University group looking at new bio-fuel prospect
A group of professional MBA students of the University of Colombo calling themselves ‘Eco-friends’ and guided by Dr. Sunil Jayantha Navaratne, is seeking support to launch a bio-fuel project that would benefit the country.
The group says it needs the support and co-operation of government authorities, private companies in general and organizations to fund a project that would create awareness of Jatropha’s tremendous potential, continue scientific research, pursue effective project management and in the short-term, contribute towards development through significant progress in growing Sri Lanka’s own green energy.
Jatropha is a versatile, rugged perennial shrub, which grew wild in Africa, Indonesia, Malaya, China, Brazil and more areas, but is now cultivated worldwide. It usually grows to about five metres, but can grow up to ten metres in favourable conditions. Its medicinal properties are used for treatment of ailments such as cancer, hemorrhoids, snakebite, paralysis etc.
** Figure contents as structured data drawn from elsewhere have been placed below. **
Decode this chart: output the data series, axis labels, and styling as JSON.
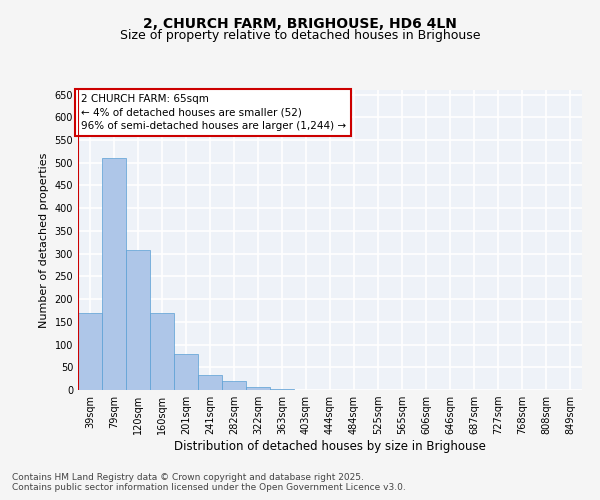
{
  "title": "2, CHURCH FARM, BRIGHOUSE, HD6 4LN",
  "subtitle": "Size of property relative to detached houses in Brighouse",
  "xlabel": "Distribution of detached houses by size in Brighouse",
  "ylabel": "Number of detached properties",
  "categories": [
    "39sqm",
    "79sqm",
    "120sqm",
    "160sqm",
    "201sqm",
    "241sqm",
    "282sqm",
    "322sqm",
    "363sqm",
    "403sqm",
    "444sqm",
    "484sqm",
    "525sqm",
    "565sqm",
    "606sqm",
    "646sqm",
    "687sqm",
    "727sqm",
    "768sqm",
    "808sqm",
    "849sqm"
  ],
  "values": [
    170,
    510,
    308,
    170,
    80,
    34,
    20,
    6,
    2,
    0,
    0,
    0,
    0,
    0,
    0,
    0,
    0,
    0,
    0,
    0,
    0
  ],
  "bar_color": "#aec6e8",
  "bar_edge_color": "#5a9fd4",
  "vline_color": "#cc0000",
  "annotation_text": "2 CHURCH FARM: 65sqm\n← 4% of detached houses are smaller (52)\n96% of semi-detached houses are larger (1,244) →",
  "annotation_box_color": "#ffffff",
  "annotation_box_edge_color": "#cc0000",
  "annotation_fontsize": 7.5,
  "ylim": [
    0,
    660
  ],
  "yticks": [
    0,
    50,
    100,
    150,
    200,
    250,
    300,
    350,
    400,
    450,
    500,
    550,
    600,
    650
  ],
  "background_color": "#eef2f8",
  "grid_color": "#ffffff",
  "title_fontsize": 10,
  "subtitle_fontsize": 9,
  "xlabel_fontsize": 8.5,
  "ylabel_fontsize": 8,
  "tick_fontsize": 7,
  "footer_line1": "Contains HM Land Registry data © Crown copyright and database right 2025.",
  "footer_line2": "Contains public sector information licensed under the Open Government Licence v3.0.",
  "footer_fontsize": 6.5
}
Most importantly, the edible centre, within a hard shell, has an oil content of circa 60% that can be transformed into bio-diesel through a process known as ‘festerfication’. The by-products comprise excellent organic fertilizer and the oil also contains insecticide.
The group said the cultivation of Jatropha on a large scale would boost small and medium entrepreneurs, promote self-employment, contribute towards rural development – and as the benefits become evident, cultivation will impact local small to medium machinery production to introduce the state-of-the-art technology.
Ideal for optimising waste-land no longer suitable for food production, Jatropha, as an inter-cropping medium with vegetables and fruit, will improve the socio-economic conditions in rural areas, while transforming the national energy scenario and ecological landscape, the group said.
“Sri Lanka has the ideal climate for Jatropha which is rapidly affirming its sobriquet: ‘wonder-plant’. A promising bio-fuel substitute for diesel, it could reduce Sri Lanka’s dependence on crude oil imports, thus saving substantial sums in foreign exchange,” it said.